C’est l’un des triomphes d’une des pensées de Richelieu. En appliquant son génie à constituer notre unité politique par le pouvoir royal, il voulait aussi constituer l’unité de notre langue, et il fonda l’Académie. Le sagace ministre voyait de loin le résultat de ses conceptions. Du petit cercle stérile de Conrart, il fit le parlement des lettres, parlement national où toutes les provinces ont leurs représentants.
Pour celle à laquelle j’appartiens, pour ma chère Franche-Comté, c’est un honneur d’avoir donné à l’Académie l’abbé d’Olivet, Suard, Cuvier, Droz, Ch. Nodier ; c’est pour moi une si grande faveur d’être admis à siéger ici que j’en suis tout confus, ayant pourtant employé à conquérir cette, glorieuse prérogative la majeure partie de ma vie. Oui, il y a près de quarante ans que j’entrais dans une série d’études philologiques et littéraires dont rien ne m’a fait dévier, et j’aime à me rappeler qu’en 1836, lorsque j’allais en Islande, l’Académie daignait déjà m’accorder un témoignage d’intérêt. Mais, en reportant mes regards sur le passé, je ne puis, Messieurs, songer sans un regret de cœur que je ne reverrai plus quelques-uns de vos illustres confrères dont la bienveillance fut ici mon premier appui :
M. de Salvandy, l’éloquent écrivain, le chevaleresque et généreux ministre ;
M. Molé, qui joignait aux grâces charmantes de l’homme du monde les sévères qualités de l’homme d’État, et portait si dignement un noble nom ;
M. le duc de Broglie, ce modèle d’honneur et de vertu, le vir probus par excellence, esprit élevé, conscience inébranlable, âme tendre, âme chrétienne ;
M. le duc Pasquier, successivement conseiller au parlement de Paris, président de la chambre des députés, garde des sceaux, ministre des affaires étrangères, chancelier de France, et fier surtout de joindre à ces hauts titres celui d’académicien, M. Pasquier, si attachant par sa courtoisie et sa bonté, si admirable par les trésors de sa mémoire et la pénétration de son jugement. Pendant plus d’un demi-siècle, quelle activité, et, dans ses années de retraite jusqu’en son extrême vieillesse, quelle majestueuse autorité ! Ceux qui ont eu le bonheur de vivre près de lui n’en peuvent perdre le souvenir.
J’ai connu aussi M. de Pongerville.
En vous parlant de lui, je joins à ce devoir un sentiment affectueux. Ceux qui l’ont connu l’ont aimé.

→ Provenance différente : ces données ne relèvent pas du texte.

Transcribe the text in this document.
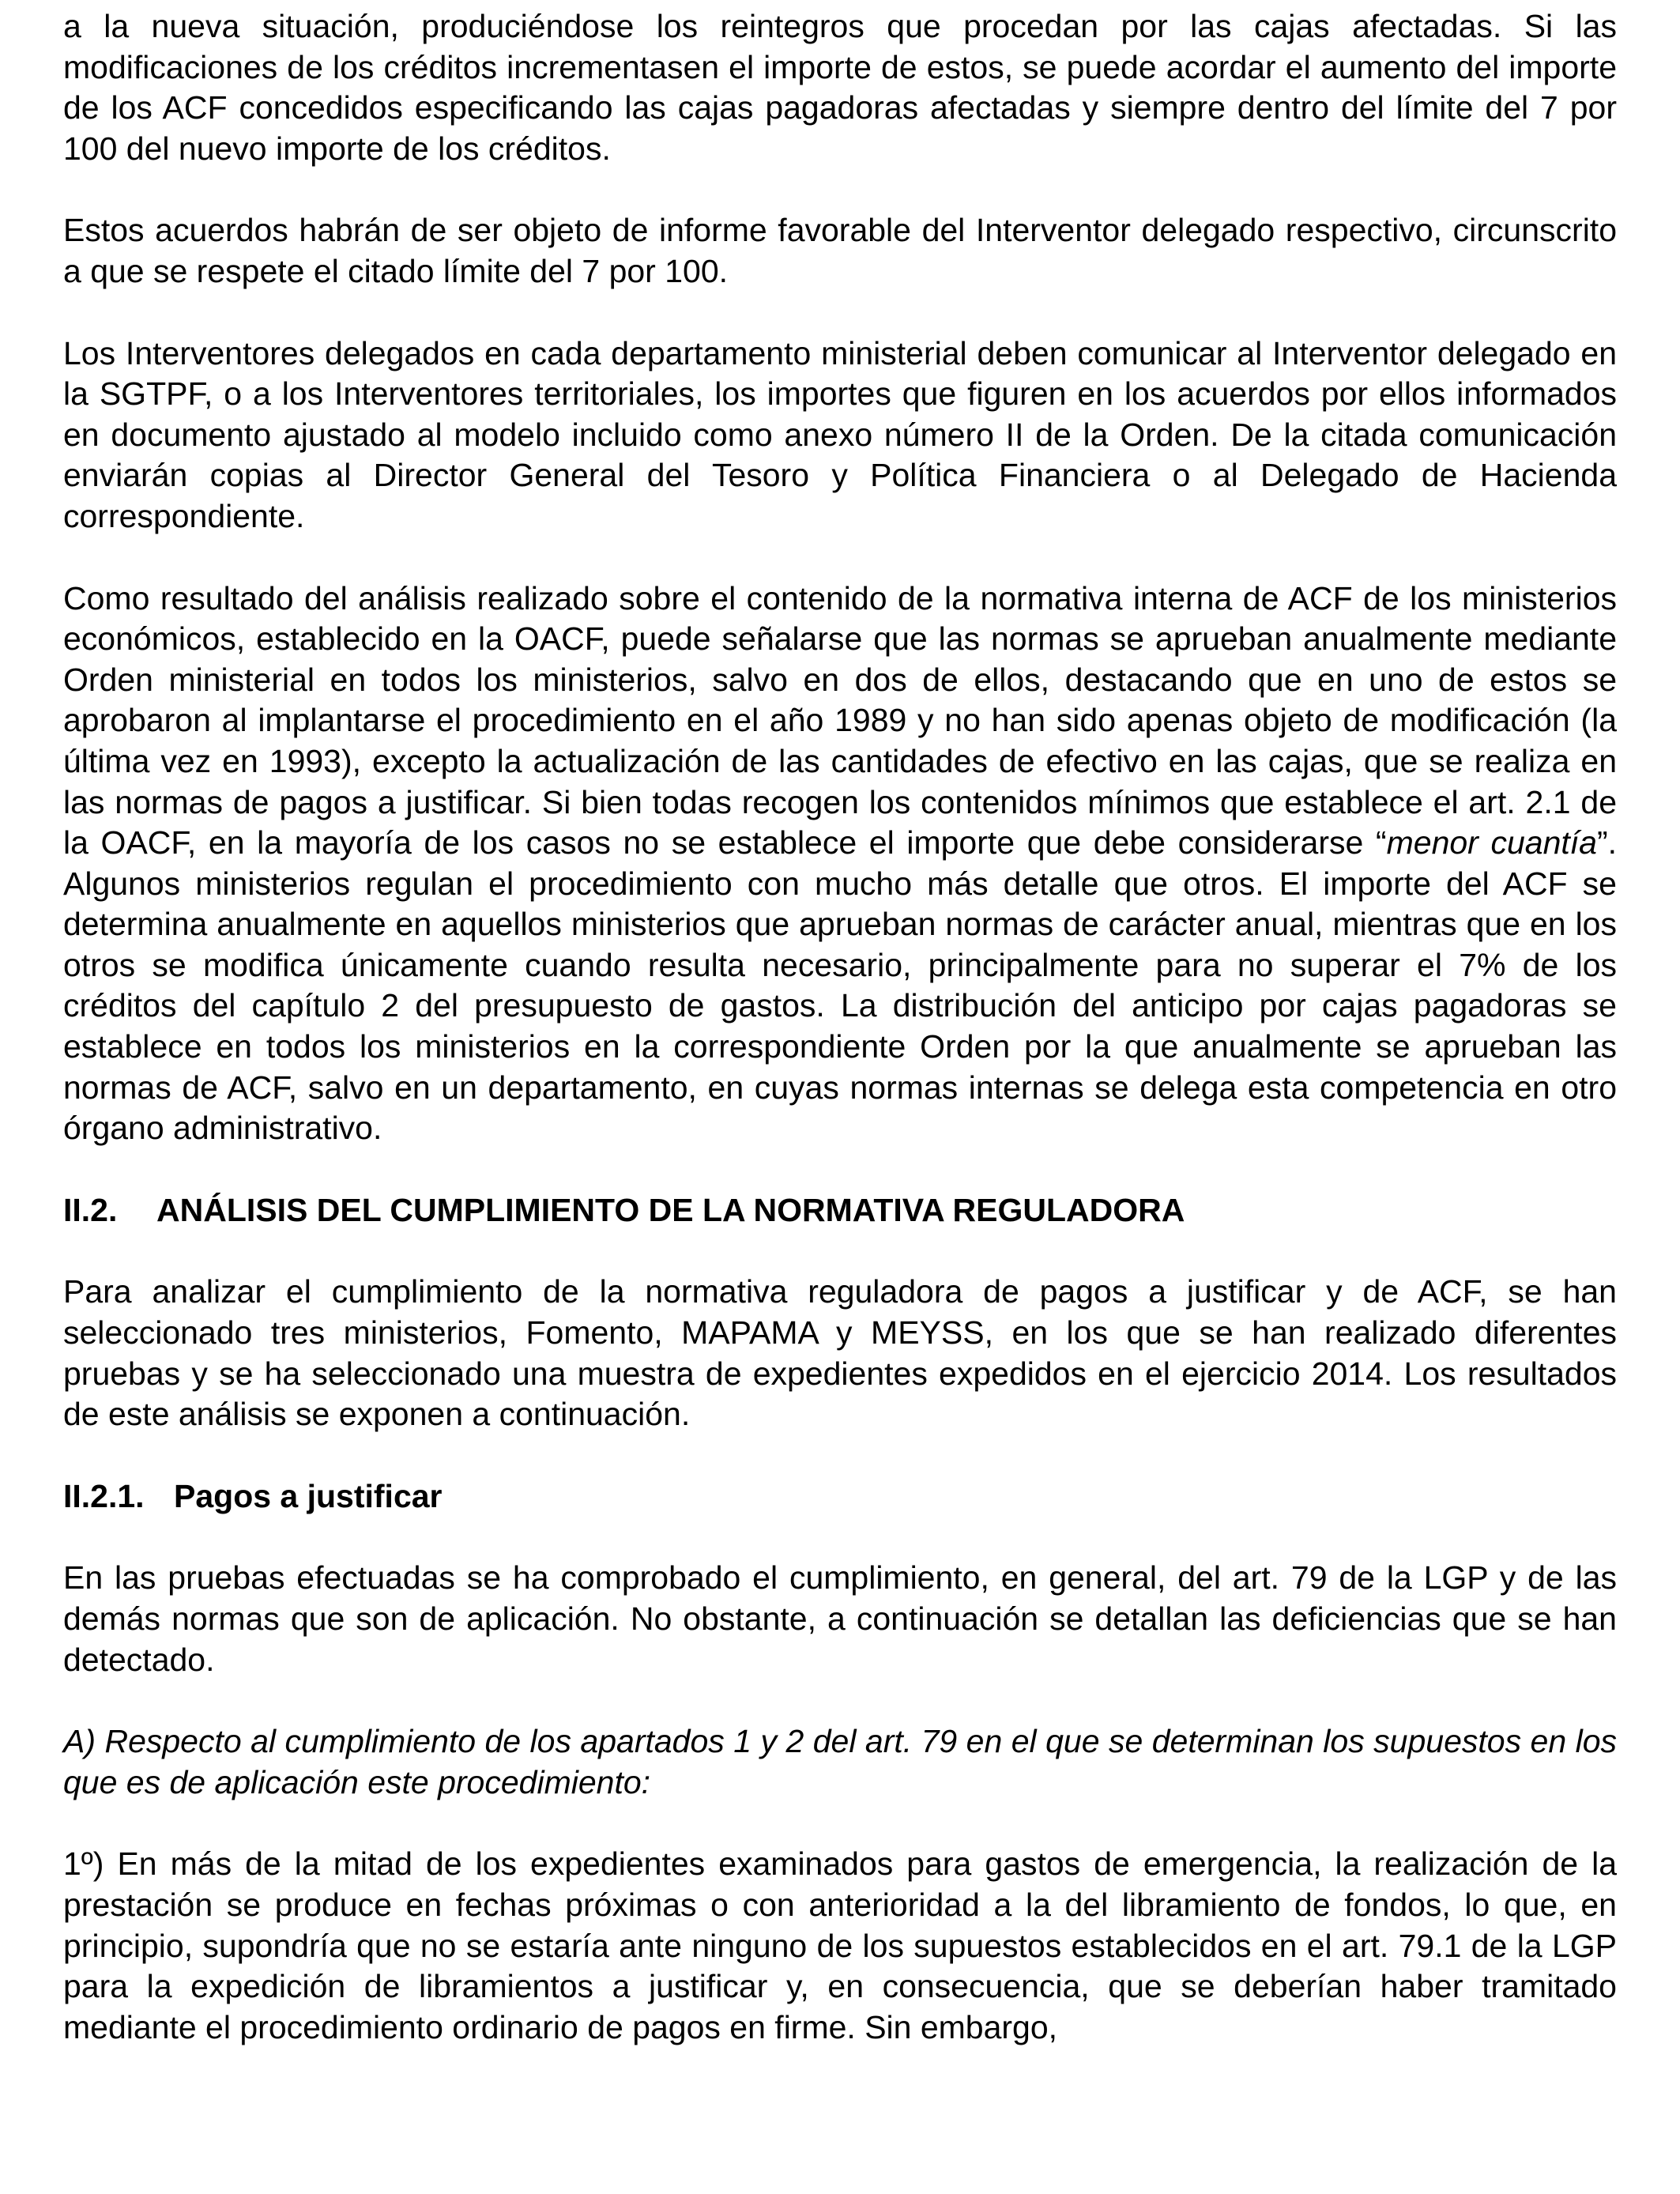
a la nueva situación, produciéndose los reintegros que procedan por las cajas afectadas. Si las modificaciones de los créditos incrementasen el importe de estos, se puede acordar el aumento del importe de los ACF concedidos especificando las cajas pagadoras afectadas y siempre dentro del límite del 7 por 100 del nuevo importe de los créditos.

Estos acuerdos habrán de ser objeto de informe favorable del Interventor delegado respectivo, circunscrito a que se respete el citado límite del 7 por 100.

Los Interventores delegados en cada departamento ministerial deben comunicar al Interventor delegado en la SGTPF, o a los Interventores territoriales, los importes que figuren en los acuerdos por ellos informados en documento ajustado al modelo incluido como anexo número II de la Orden. De la citada comunicación enviarán copias al Director General del Tesoro y Política Financiera o al Delegado de Hacienda correspondiente.

Como resultado del análisis realizado sobre el contenido de la normativa interna de ACF de los ministerios económicos, establecido en la OACF, puede señalarse que las normas se aprueban anualmente mediante Orden ministerial en todos los ministerios, salvo en dos de ellos, destacando que en uno de estos se aprobaron al implantarse el procedimiento en el año 1989 y no han sido apenas objeto de modificación (la última vez en 1993), excepto la actualización de las cantidades de efectivo en las cajas, que se realiza en las normas de pagos a justificar. Si bien todas recogen los contenidos mínimos que establece el art. 2.1 de la OACF, en la mayoría de los casos no se establece el importe que debe considerarse “menor cuantía”. Algunos ministerios regulan el procedimiento con mucho más detalle que otros. El importe del ACF se determina anualmente en aquellos ministerios que aprueban normas de carácter anual, mientras que en los otros se modifica únicamente cuando resulta necesario, principalmente para no superar el 7% de los créditos del capítulo 2 del presupuesto de gastos. La distribución del anticipo por cajas pagadoras se establece en todos los ministerios en la correspondiente Orden por la que anualmente se aprueban las normas de ACF, salvo en un departamento, en cuyas normas internas se delega esta competencia en otro órgano administrativo.

II.2.	ANÁLISIS DEL CUMPLIMIENTO DE LA NORMATIVA REGULADORA

Para analizar el cumplimiento de la normativa reguladora de pagos a justificar y de ACF, se han seleccionado tres ministerios, Fomento, MAPAMA y MEYSS, en los que se han realizado diferentes pruebas y se ha seleccionado una muestra de expedientes expedidos en el ejercicio 2014. Los resultados de este análisis se exponen a continuación.

II.2.1. Pagos a justificar

En las pruebas efectuadas se ha comprobado el cumplimiento, en general, del art. 79 de la LGP y de las demás normas que son de aplicación. No obstante, a continuación se detallan las deficiencias que se han detectado.

A) Respecto al cumplimiento de los apartados 1 y 2 del art. 79 en el que se determinan los supuestos en los que es de aplicación este procedimiento:

1º) En más de la mitad de los expedientes examinados para gastos de emergencia, la realización de la prestación se produce en fechas próximas o con anterioridad a la del libramiento de fondos, lo que, en principio, supondría que no se estaría ante ninguno de los supuestos establecidos en el art. 79.1 de la LGP para la expedición de libramientos a justificar y, en consecuencia, que se deberían haber tramitado mediante el procedimiento ordinario de pagos en firme. Sin embargo,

Il naquit à Abbeville, en 1782. Son père était un honorable magistrat fort estimé de ses concitoyens. La révolution qui enfanta la terreur ne le força pas à émigrer et ne le conduisit point en prison ; elle lui enleva seulement ses fonctions judiciaires. Il se retira alors dans une habitation champêtre près des rives de la Manche, reprit ses livres classiques pour faire l’éducation de son fils, et bientôt eut la joie de voir fructifier ses leçons. À dix ans, son élève lisait couramment les auteurs latins ; à dix-sept ans, il se passionnait pour Lucrèce de telle sorte qu’il voulut le traduire entièrement en vers.
Toute traduction est difficile dans notre chère langue française, si rigide et si peu disposée à se plier au génie des autres langues. Belle et fière grande dame, habituée dès le siècle de Louis XIV à captiver l’Europe, souvent elle semble craindre de déroger à sa noblesse. Qu’on l’imite ! très-bien ; mais qu’elle imite les autres ! elle ne peut sans peine s’y résoudre. Plus d’un livre étranger lui doit cependant en grande partie son renom. S’il est trop lourd, elle l’allége ; s’il est obscur, elle l’éclaircit. Partout où elle entre, il faut que la lumière se fasse. M. Heine, le mordant railleur, me disait un jour : « Quand un livre de philosophie est publié dans mon idiome germanique, j’attends pour le lire qu’il soit traduit en français. » — « Langue d’acier, a dit M. Joseph de Maistre, qui si bien s’en servait ; l’acier, le plus intraitable des métaux, mais celui de tous qui reçoit le plus beau poli lorsqu’on est parvenu à le dompter. »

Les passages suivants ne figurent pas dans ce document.